O pequeno milagre de março

9 março 2026
Mulher sorridente com capacete preto e casaco branco sentada numa scooter Honda Vision 110 bordeaux, no pavimento de pedra do Largo Carlos Amarante em Braga. O cenário é um largo ajardinado com canteiros de flores vermelhas, brancas e rosas. Ao centro, destaca-se uma fonte seiscentista em pedra, servindo de eixo visual entre a arquitetura barroca da Igreja de São Marcos, o antigo hospital e o céu azul com nuvens suaves.

O domingo de sol, já tingido pela antecipação da Semana Santa, pedia uma diabrura. Aproveitei o pretexto do calendário e o espírito do imprevisto que a define. Sem espaço para negociações, lancei o desafio: íamos sair, e o destino era o vento.

Ela nem pestanejou.
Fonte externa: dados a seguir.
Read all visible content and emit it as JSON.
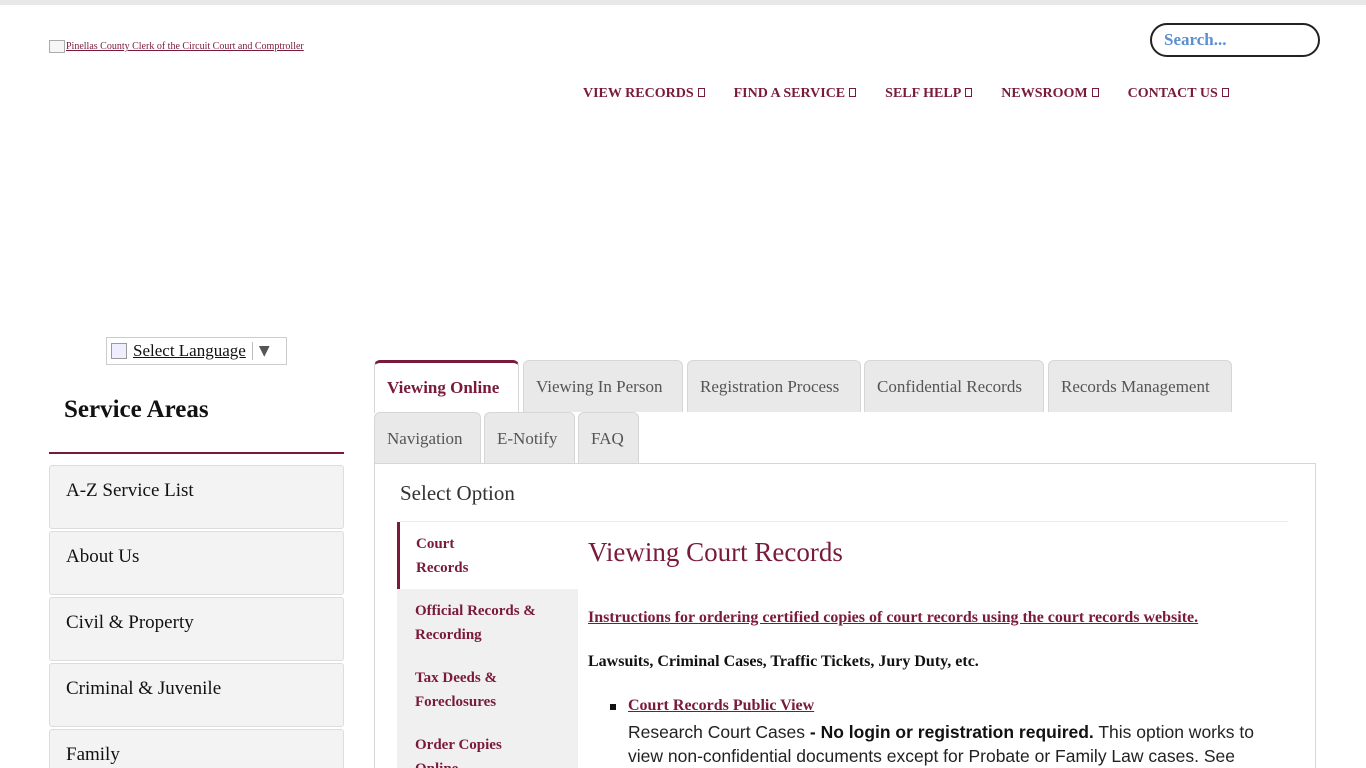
{
  "header": {
    "logo_alt": "Pinellas County Clerk of the Circuit Court and Comptroller",
    "search_placeholder": "Search..."
  },
  "nav": {
    "items": [
      {
        "label": "VIEW RECORDS"
      },
      {
        "label": "FIND A SERVICE"
      },
      {
        "label": "SELF HELP"
      },
      {
        "label": "NEWSROOM"
      },
      {
        "label": "CONTACT US"
      }
    ]
  },
  "language": {
    "label": "Select Language",
    "arrow": "▼"
  },
  "sidebar": {
    "title": "Service Areas",
    "items": [
      {
        "label": "A-Z Service List"
      },
      {
        "label": "About Us"
      },
      {
        "label": "Civil & Property"
      },
      {
        "label": "Criminal & Juvenile"
      },
      {
        "label": "Family"
      }
    ]
  },
  "tabs": [
    {
      "label": "Viewing Online",
      "active": true
    },
    {
      "label": "Viewing In Person"
    },
    {
      "label": "Registration Process"
    },
    {
      "label": "Confidential Records"
    },
    {
      "label": "Records Management"
    },
    {
      "label": "Navigation"
    },
    {
      "label": "E-Notify"
    },
    {
      "label": "FAQ"
    }
  ],
  "panel": {
    "select_option": "Select Option",
    "options": [
      {
        "line1": "Court",
        "line2": "Records",
        "active": true
      },
      {
        "line1": "Official Records &",
        "line2": "Recording"
      },
      {
        "line1": "Tax Deeds &",
        "line2": "Foreclosures"
      },
      {
        "line1": "Order Copies",
        "line2": "Online"
      }
    ],
    "title": "Viewing Court Records",
    "instructions_link": "Instructions for ordering certified copies of court records using the court records website.",
    "subheading": "Lawsuits, Criminal Cases, Traffic Tickets, Jury Duty, etc.",
    "public_view_link": "Court Records Public View",
    "desc_part1": "Research Court Cases ",
    "desc_bold": "- No login or registration required.",
    "desc_part2": " This option works to view non-confidential documents except for Probate or Family Law cases.  See"
  },
  "colors": {
    "brand": "#7a1a3a",
    "search_text": "#5a8fd0"
  }
}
Preparou-se como quem ruma ao Ártico, estreando as luvas que, estrategicamente, eu lhe tinha oferecido meses antes. Enquanto a Vision aquecia o motor num murmúrio de preliminares, ela surgiu — encasacada, de capacete aberto para evitar a clausura e com a sua malinha de textura peluda. Sob o banco da scooter, coube o mundo dela; sobre as rodas, o nosso.

Arrancámos com o sol a inclinar-se para o mar. "Para onde vamos?", perguntou-me em andamento. "Para lugar nenhum", respondi. E nesse "nenhum" coube tudo: a observação atenta de um prédio em construção, o diálogo que flui melhor sem o isolamento do vidro e do metal, a descoberta de que somos melhores observadores quando o corpo faz parte da paisagem.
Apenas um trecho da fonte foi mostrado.